Evendale faces its future


Village may have to raise taxes to rehab Reading Road corridor

By Liz Oakes
Enquirer staff writer

EVENDALE - After decades of discussion and millions of dollars, this Hamilton County village is nearing a milestone in its effort to revive Reading Road. But the price may be higher taxes.

map The final draft of a yearlong $90,000 study on the village's future will be presented at an open house 6-9 p.m. Tuesday at the Recreation Center, 10500 Reading Road.

The 5.5-square-mile village has been brainstorming for years how to revitalize its main retail thoroughfare, which has declined since development of Interstate 75 began detouring traffic away from once-humming shopping arteries.

Evendale has company: Springfield Township has been promoting redevelopment of Winton Road, and Sharonville has been studying how to revamp Chester Road.

"The future for Evendale is this Reading Road corridor," said Linda Fitzgerald, who handles economic development for the village. "It's the life of the community."

EVENDALE PROPOSALS
Among Evendale's Reading Road draft report recommendations:

• Market the corridor as an "avenue of research" connecting Evendale's medical facilities and the city of Reading's recent growth in biotech.

• Consider a wetlands "banking program" to permit development in the flood plains.

• Encourage Jewish Hospital, Sports Plus and Cincinnati State Technical and Community College to expand.

• Create a storm water utility.

Evendale held a public meeting in February to gather comment on the plan. After Tuesday's open house, the report goes next month before the planning commission, and then village council.

This 2,989-population village, 14 miles northeast of Cincinnati, has one of the highest median household incomes in the county. At $127,875 as of last year, annual household income is 39 percent higher than that of Blue Ash, its most affluent neighbor, according to the revitalization study.

Evendale began the year with a $14 million surplus, but George Snyder, Evendale's chief fiscal and accounting officer, is projecting a shortfall of $2.9 million for this year's budget.

Over the past six years, the village has spent $5.75 million on 23 acres of deteriorating or vacant Reading Road properties, including three motels, an abandoned gas station, an auto detailing shop and a former lawn furniture store.

"You can't continue to spend $3 million a year and expect (the reserves) to go very far," Snyder said.

One question is, who will pay for the more than $6 million estimated cost to add four water fountains and other upgrades to the corridor.

The reports suggests, among other options, re-instating a village property tax, increasing Evendale's income tax from 0.9 percent to 1 percent, and creating an admissions tax.

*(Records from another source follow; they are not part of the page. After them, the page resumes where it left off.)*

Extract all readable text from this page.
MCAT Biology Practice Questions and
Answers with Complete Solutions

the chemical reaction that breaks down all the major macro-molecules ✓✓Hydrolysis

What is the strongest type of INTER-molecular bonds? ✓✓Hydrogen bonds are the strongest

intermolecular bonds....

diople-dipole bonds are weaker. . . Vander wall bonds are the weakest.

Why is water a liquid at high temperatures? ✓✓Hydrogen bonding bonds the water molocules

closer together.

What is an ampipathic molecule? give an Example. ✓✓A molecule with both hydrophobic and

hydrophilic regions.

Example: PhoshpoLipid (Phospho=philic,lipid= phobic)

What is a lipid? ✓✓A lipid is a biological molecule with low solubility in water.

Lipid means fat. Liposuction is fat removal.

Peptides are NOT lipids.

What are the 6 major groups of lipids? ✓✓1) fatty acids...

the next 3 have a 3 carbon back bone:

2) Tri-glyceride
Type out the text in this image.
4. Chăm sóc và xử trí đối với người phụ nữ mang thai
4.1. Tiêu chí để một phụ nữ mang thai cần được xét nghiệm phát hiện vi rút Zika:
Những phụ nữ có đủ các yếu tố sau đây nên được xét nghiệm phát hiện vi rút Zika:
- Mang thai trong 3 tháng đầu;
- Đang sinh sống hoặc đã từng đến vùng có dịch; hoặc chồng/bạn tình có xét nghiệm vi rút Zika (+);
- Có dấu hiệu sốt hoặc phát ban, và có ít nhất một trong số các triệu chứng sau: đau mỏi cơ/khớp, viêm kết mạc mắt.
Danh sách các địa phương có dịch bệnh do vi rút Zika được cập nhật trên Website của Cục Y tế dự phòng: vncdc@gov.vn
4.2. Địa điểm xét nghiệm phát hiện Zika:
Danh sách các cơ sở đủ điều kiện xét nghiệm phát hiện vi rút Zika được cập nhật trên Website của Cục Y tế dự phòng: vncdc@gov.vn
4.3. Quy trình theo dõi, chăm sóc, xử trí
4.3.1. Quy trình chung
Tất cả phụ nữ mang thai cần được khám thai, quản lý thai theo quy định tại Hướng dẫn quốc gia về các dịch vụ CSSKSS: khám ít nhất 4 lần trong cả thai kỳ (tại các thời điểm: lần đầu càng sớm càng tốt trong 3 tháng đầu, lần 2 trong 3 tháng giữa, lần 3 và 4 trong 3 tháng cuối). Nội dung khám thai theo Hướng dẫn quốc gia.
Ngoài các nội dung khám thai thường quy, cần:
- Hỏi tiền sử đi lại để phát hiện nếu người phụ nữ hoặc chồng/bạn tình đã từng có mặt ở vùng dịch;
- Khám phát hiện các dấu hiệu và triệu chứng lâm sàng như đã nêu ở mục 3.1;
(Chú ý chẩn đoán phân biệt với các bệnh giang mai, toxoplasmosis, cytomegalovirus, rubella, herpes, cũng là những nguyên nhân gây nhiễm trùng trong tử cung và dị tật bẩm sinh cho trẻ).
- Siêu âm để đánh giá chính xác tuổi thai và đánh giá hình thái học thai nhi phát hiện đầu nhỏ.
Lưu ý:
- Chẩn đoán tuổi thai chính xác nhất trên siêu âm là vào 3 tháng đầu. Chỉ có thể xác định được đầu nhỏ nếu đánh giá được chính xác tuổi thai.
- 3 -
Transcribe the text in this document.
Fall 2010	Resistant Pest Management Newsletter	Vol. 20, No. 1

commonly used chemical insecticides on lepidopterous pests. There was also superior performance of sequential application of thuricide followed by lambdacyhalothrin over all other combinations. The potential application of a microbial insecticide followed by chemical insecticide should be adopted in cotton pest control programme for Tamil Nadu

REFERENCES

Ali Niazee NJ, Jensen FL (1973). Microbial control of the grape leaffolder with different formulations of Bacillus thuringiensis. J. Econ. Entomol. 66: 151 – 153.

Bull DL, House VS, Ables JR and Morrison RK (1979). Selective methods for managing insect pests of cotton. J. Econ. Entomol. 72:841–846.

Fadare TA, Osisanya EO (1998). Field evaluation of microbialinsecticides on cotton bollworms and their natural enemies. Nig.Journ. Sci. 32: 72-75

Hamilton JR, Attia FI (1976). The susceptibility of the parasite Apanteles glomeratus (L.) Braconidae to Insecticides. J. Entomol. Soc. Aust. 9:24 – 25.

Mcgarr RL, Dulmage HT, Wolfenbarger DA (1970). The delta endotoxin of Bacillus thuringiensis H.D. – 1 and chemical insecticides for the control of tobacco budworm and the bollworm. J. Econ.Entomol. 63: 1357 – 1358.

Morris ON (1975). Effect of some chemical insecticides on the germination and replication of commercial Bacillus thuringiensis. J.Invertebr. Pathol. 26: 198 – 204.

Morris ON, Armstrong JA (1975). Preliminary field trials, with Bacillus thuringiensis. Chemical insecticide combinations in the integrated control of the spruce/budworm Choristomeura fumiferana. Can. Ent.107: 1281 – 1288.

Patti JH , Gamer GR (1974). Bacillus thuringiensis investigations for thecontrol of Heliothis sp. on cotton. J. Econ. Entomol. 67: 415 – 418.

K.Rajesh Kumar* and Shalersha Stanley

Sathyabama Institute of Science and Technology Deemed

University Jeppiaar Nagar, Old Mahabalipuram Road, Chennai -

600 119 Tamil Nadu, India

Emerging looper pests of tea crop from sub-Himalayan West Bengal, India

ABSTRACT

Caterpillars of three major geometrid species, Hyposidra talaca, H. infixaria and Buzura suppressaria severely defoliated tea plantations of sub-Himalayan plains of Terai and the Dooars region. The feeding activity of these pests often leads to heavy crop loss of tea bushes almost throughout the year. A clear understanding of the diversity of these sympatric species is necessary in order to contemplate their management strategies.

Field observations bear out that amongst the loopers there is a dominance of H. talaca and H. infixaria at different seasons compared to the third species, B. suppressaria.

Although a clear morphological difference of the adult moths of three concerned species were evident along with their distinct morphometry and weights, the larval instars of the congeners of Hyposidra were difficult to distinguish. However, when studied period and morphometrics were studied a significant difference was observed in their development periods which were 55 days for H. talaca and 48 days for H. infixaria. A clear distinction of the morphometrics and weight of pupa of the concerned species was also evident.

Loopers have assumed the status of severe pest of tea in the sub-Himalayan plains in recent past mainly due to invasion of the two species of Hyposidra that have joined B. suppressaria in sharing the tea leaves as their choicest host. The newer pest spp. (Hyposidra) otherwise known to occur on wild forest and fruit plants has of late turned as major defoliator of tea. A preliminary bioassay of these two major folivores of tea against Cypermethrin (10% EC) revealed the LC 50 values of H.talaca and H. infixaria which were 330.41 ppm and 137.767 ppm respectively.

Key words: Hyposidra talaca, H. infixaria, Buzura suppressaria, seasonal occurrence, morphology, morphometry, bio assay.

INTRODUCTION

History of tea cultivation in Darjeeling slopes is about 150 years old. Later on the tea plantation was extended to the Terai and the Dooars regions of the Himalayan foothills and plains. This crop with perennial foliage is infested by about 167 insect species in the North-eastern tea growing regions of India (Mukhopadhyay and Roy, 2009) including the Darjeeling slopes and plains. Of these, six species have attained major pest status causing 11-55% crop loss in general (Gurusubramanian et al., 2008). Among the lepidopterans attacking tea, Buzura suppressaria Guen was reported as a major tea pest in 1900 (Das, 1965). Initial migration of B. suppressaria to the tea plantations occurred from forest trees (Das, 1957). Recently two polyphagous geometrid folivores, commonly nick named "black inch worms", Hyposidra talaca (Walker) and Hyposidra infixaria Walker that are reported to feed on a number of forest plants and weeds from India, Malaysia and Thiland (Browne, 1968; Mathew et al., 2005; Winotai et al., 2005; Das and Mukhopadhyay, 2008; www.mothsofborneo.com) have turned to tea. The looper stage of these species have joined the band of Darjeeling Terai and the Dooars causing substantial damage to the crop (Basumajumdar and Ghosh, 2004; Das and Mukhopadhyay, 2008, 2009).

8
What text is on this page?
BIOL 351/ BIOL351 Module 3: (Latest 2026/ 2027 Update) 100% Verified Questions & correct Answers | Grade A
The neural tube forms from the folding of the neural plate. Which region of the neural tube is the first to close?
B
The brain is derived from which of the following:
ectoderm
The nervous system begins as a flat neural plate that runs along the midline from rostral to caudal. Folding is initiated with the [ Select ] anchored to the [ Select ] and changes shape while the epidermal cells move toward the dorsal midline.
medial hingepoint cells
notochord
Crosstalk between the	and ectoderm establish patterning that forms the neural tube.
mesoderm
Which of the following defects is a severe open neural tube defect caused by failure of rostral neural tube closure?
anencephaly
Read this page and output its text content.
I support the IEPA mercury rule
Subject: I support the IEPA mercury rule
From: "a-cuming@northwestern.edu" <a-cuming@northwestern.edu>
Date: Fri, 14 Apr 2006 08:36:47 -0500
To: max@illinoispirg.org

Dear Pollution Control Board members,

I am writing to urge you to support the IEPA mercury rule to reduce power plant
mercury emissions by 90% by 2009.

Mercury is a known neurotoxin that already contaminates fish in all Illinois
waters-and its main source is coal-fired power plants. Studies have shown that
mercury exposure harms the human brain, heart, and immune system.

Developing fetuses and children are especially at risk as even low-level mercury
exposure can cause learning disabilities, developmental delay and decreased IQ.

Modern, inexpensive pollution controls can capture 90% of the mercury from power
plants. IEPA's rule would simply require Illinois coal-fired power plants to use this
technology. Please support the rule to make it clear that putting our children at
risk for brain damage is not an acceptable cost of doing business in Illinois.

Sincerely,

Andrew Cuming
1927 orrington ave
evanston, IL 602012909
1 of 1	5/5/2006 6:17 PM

Village Council will consider raising the income tax next month, and vote on a proposed 3.34-mill property tax in September.

Flooding a concern

Some residents say they wouldn't mind paying higher taxes as long as they capitalize on Evendale's neighborhood feel, not make it a large-scale shopping "destination."

Lisa Toney, who's lived in the village five years, said she would like to see specialty shops and upscale restaurants, not big chain stores brought in.

"Friday nights, we go out to dinner," said Toney, 43. "But my money is going to some other place."

A major worry for some is flooding. An 80-acre strip of vacant land the village is considering re-zoning from office research to commercial borders the Mill Creek.

The report calls the farmland critical to redeveloping the corridor as the only location for a large "family-style" center combining retail and office in the heart of the village.

The village has tried to take stock of Reading Road before.

An urban renewal study adopted in 2001 declared some parcels along the corridor "blighted," a designation some property owners resented.

"It didn't go over well," said Jack Cameron, assistant to Mayor Don Apking. "This is another attempt to get Reading Road moved along."

Residents agree that's important, as long as it's done right. "It's a nice little community, and I would like to keep it that way," Toney said.